例えば、一般的に云われている、目や耳を洗い、口(舌)を漱ぎ、祈りや水を被るなどして身と心を浄めればいい。
更に、目を清浄にする、目を禊ぐために、清く美しいモノを目にし、清く美しいモノを描いたり、つくるように心がけることである。例えば、絵であり、陶芸、美術品、自然(海山川)等である。耳を禊ぐためには、いい音楽を聞いたり、自然の声や子供たちの声を楽しんだり、また、歌ったり、音を奏でたりすればいいだろう。
また、六根の禊ぎに最適なのが祝詞と思うが、祝詞が古代から消えずに残っているのはこの耳や口(舌、喉)の禊ぎという、人としての必要性を無意識にもっている本能にあるからではないかと考える。

「魂の比礼振りを起こすためには六根を清浄にしなければならない」と大先生はいわれているが、大先生は「我々は六根ばかり頼ってはいけない」とも、次の様に言われているのである。「我々は六根ばかり頼ってはいけない。仏教では六根清浄などというが、六根というものは、この顕界において、この明るい世界を眺めるために肉体にそなえたものである。」
つまり、六根は目に見える顕界のために備わったものであるというのである。ということは、目に見えない世界では、六根ではない何かがあるということになる。
それを大先生は「心を磨いて、本当に六根の働きをば融通の変えやすいように、つまりいう魂の道を明らかにしておいたらよい。そうすると六根は光となって、表にあらわれてくる。六根が光を放ってくるというと、やることがみな魂の比礼振りということになってくる。己が物を生みだすようになる。」と言われている。要は、心を磨くことだと教えておられるのである。更なる修業である。

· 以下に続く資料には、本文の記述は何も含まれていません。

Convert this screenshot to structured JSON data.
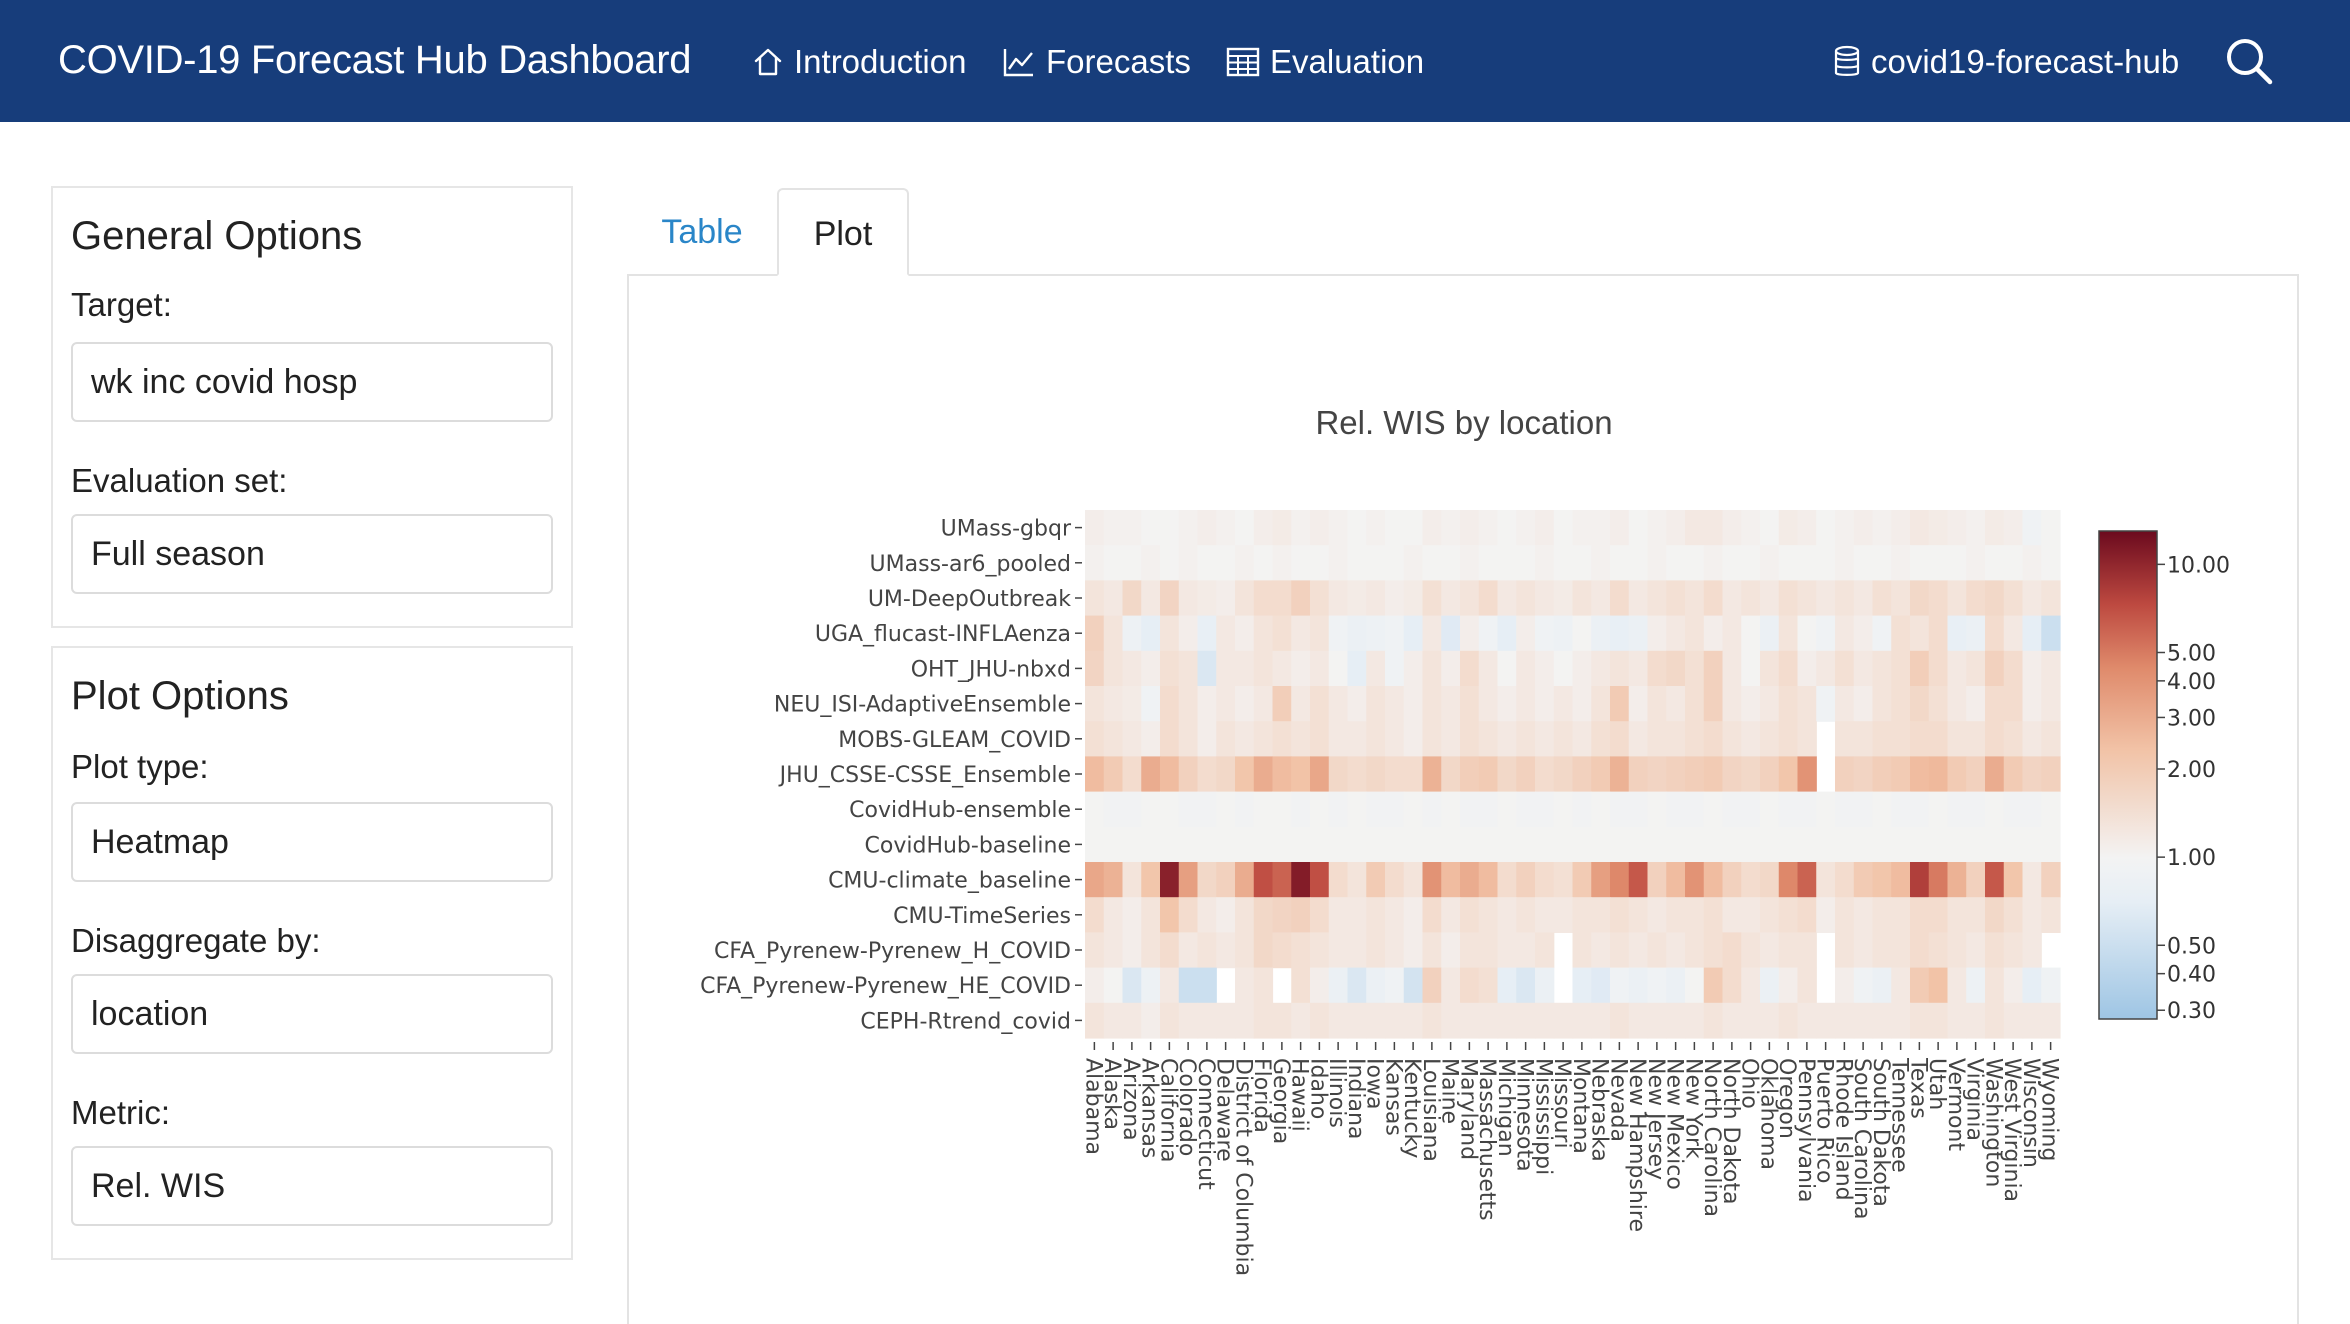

だが、そうだからといって六根は大事ではないと、お先生は言われてはいない。大先生は、「しかし物質の世界をみるにつけても、やはり六根の道をきれいに掃除しておかなければならない。」(合気神髄P.44)と言われているのである。
先ずは、六根を禊し、磨かなければならないのである。魂の比礼振りが生まれるためには必須という事である。